After the fuel gas is burned in the steam generator 9 by means of air, the fuel gases enter the gas line 10, are mixed there with the heated-up nitrogen from the line 7, and are fed to the gas turbine 8. The decompressed gases are conducted to the outside through an exhaust gas line 22 and an exhaust gas heat exchanger 23. The exhaust gas heat exchanger 23 follows a feedwater tank 24 and a feed pump 25, so that feedwater for the charged steam generator 9 is warmed up in the exhaust gas heat exchanger 23. In addition the feed water can be preheated on the flue gas side or the low-pressure side.

On the feed water side, further heat exchanges 26, 27 are connected parallel or in series to the exhaust gas heat exchanger 23. These heat exchangers are heated in a manner known in the art by bleeder steam from the steam turbine. The steam generated in the steam generator 9 flows in the superheated state through a live-steam line 28, into the high-pressure part of the steam turbine 29. The steam is returned from there to the steam generator 9 for reheating and is fed through a steam line 30 to the low-pressure part of the steam turbine 29. From the low-pressure part of the steam turbine 29, the steam flows into a condenser 31, is condensed there and is fed back again into the feedwater tank 24 by way of a pump 32 and the heat exchanger 27. The electric current is generated in generators 33 and 34.

Connecting the air decomposition device 6 to the air compressed in the compressor 15 has the advantage that the compressor of the gas process is utilized simultaneously for supplying the air required for the air decomposition device 6. Because of the larger output of the compressor 15, the efficiency for the precompression of the air is therefore higher than if a separate compressor were used. The special advantage of a reduction of the volume of the gas purification device 18, while at the same time improving the cooling of the fuel gases produced in the gasification device 2, is obtained, however, by the air decomposition device 6 in conjunction with the heat exchanger 4 for heating the nitrogen and feeding the nitrogen into the gas stream.
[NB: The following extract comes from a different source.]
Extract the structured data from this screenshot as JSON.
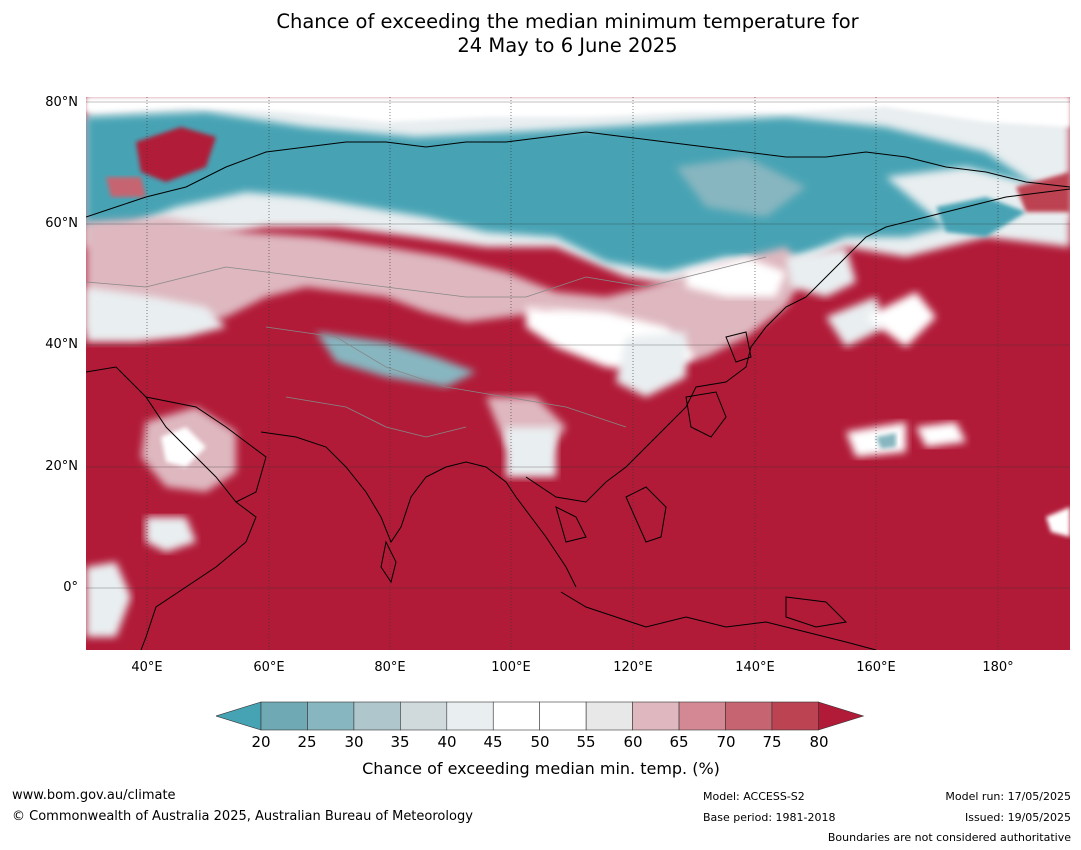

The nitrogen can be added to the gas stream as desired before or after the charged steam generator 9. Feeding the nitrogen in behind the charged steam generator, however, has the advantage that fewer nitrogen oxides are formed.

Claims

1. Combined gas-steam power plant, comprising means for carrying out a gasification reaction at overpressure between oxygen and fuel fed to said gasification means, a heat exchanger and a charged steam generator disposed down stream of said gasification means in flow direction of fuel gas generated by said gasification means, a gas turbine receiving a flue gas stream from said steam generator, an air decomposition device having a first outlet line carrying oxygen to said gasification means and a second outlet line carrying nitrogen through said heat exchanger to said gas stream between said steam generator and gas turbine.
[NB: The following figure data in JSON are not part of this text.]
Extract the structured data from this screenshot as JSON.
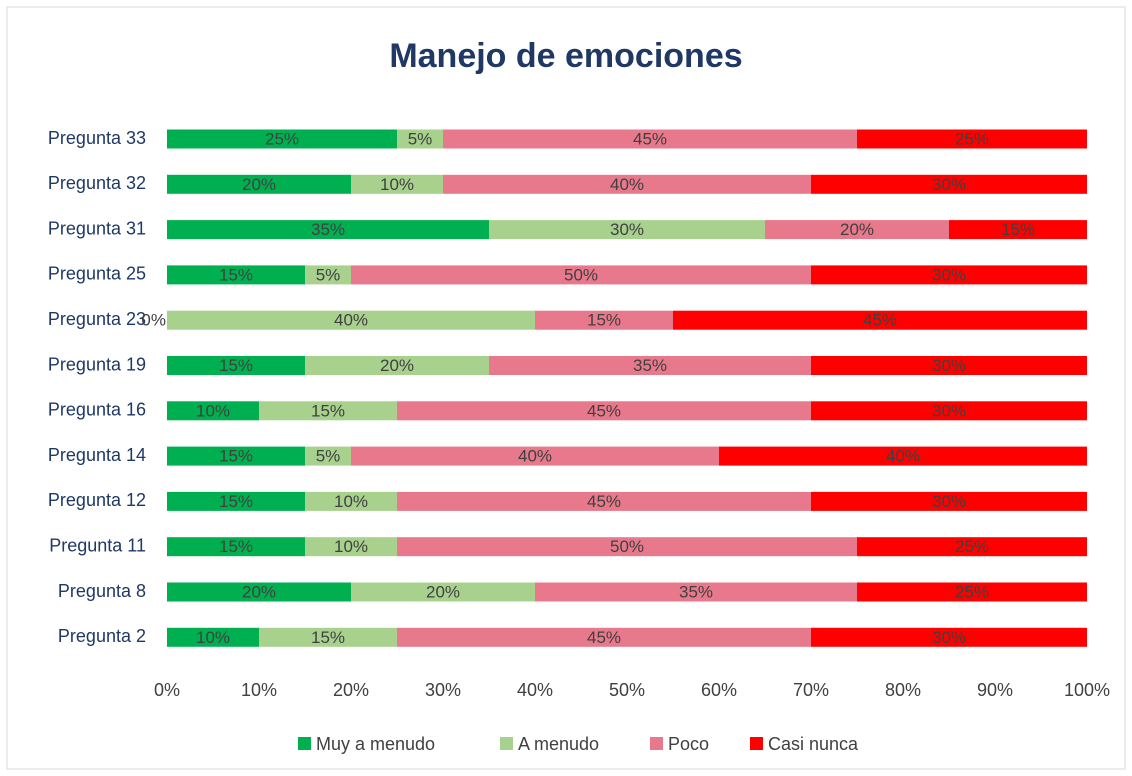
{
  "chart_data": {
    "type": "bar",
    "orientation": "horizontal",
    "stacked": true,
    "title": "Manejo de emociones",
    "categories": [
      "Pregunta 33",
      "Pregunta 32",
      "Pregunta 31",
      "Pregunta 25",
      "Pregunta 23",
      "Pregunta 19",
      "Pregunta 16",
      "Pregunta 14",
      "Pregunta 12",
      "Pregunta 11",
      "Pregunta 8",
      "Pregunta 2"
    ],
    "series": [
      {
        "name": "Muy a menudo",
        "color": "#00b050",
        "values": [
          25,
          20,
          35,
          15,
          0,
          15,
          10,
          15,
          15,
          15,
          20,
          10
        ],
        "value_labels": [
          "25%",
          "20%",
          "35%",
          "15%",
          "0%",
          "15%",
          "10%",
          "15%",
          "15%",
          "15%",
          "20%",
          "10%"
        ]
      },
      {
        "name": "A menudo",
        "color": "#a9d18e",
        "values": [
          5,
          10,
          30,
          5,
          40,
          20,
          15,
          5,
          10,
          10,
          20,
          15
        ],
        "value_labels": [
          "5%",
          "10%",
          "30%",
          "5%",
          "40%",
          "20%",
          "15%",
          "5%",
          "10%",
          "10%",
          "20%",
          "15%"
        ]
      },
      {
        "name": "Poco",
        "color": "#e8788b",
        "values": [
          45,
          40,
          20,
          50,
          15,
          35,
          45,
          40,
          45,
          50,
          35,
          45
        ],
        "value_labels": [
          "45%",
          "40%",
          "20%",
          "50%",
          "15%",
          "35%",
          "45%",
          "40%",
          "45%",
          "50%",
          "35%",
          "45%"
        ]
      },
      {
        "name": "Casi nunca",
        "color": "#ff0000",
        "values": [
          25,
          30,
          15,
          30,
          45,
          30,
          30,
          40,
          30,
          25,
          25,
          30
        ],
        "value_labels": [
          "25%",
          "30%",
          "15%",
          "30%",
          "45%",
          "30%",
          "30%",
          "40%",
          "30%",
          "25%",
          "25%",
          "30%"
        ]
      }
    ],
    "xlim": [
      0,
      100
    ],
    "xticks": [
      {
        "value": 0,
        "label": "0%"
      },
      {
        "value": 10,
        "label": "10%"
      },
      {
        "value": 20,
        "label": "20%"
      },
      {
        "value": 30,
        "label": "30%"
      },
      {
        "value": 40,
        "label": "40%"
      },
      {
        "value": 50,
        "label": "50%"
      },
      {
        "value": 60,
        "label": "60%"
      },
      {
        "value": 70,
        "label": "70%"
      },
      {
        "value": 80,
        "label": "80%"
      },
      {
        "value": 90,
        "label": "90%"
      },
      {
        "value": 100,
        "label": "100%"
      }
    ],
    "legend": "bottom"
  }
}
2. Power plant according to claim 1, including a compressor driven by said gas turbine, and means for delivering air to said air decomposition device from a point down stream of said compressor.
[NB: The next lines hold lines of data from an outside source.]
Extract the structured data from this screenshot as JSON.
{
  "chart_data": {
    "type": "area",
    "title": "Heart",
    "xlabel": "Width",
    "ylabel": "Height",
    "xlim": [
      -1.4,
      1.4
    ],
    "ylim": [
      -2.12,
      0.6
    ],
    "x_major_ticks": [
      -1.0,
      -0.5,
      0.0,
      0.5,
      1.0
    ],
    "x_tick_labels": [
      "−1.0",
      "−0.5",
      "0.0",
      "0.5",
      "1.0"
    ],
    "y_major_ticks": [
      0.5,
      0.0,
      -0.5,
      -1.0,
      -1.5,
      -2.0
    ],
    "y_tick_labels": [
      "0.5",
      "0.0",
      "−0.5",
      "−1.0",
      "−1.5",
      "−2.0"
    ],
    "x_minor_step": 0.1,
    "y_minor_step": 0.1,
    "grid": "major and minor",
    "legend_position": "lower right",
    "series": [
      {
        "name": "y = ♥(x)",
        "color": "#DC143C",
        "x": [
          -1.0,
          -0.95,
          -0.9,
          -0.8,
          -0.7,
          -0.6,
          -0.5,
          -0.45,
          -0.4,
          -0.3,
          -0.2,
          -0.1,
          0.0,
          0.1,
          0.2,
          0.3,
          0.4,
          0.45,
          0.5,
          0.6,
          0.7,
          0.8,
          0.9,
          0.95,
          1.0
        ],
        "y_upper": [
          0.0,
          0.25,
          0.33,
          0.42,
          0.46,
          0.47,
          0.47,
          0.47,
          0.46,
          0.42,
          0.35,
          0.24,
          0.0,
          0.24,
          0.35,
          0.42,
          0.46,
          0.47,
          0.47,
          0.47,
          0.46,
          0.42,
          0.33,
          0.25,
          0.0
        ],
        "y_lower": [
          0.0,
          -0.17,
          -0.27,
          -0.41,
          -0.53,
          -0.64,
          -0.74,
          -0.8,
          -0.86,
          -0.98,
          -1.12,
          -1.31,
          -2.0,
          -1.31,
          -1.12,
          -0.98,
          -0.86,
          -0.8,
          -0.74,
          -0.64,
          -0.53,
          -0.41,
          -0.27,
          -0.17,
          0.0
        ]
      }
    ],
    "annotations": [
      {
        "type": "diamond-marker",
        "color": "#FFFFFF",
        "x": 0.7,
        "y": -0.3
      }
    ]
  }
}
3. Power plant according to claim 1, including a gas purification device disposed down stream of said heat exchanger in flow direction of the fuel gas, and a plurality of further heat exchangers disposed between said first-mentioned heat exchanger and said gas purification device for step-wise cooling of fuel gases.

4. Power plant according to claim 1, including an expansion turbine disposed down stream of said purification device, and further compressors driven by said expansion turbine and disposed in said first and second outlet lines.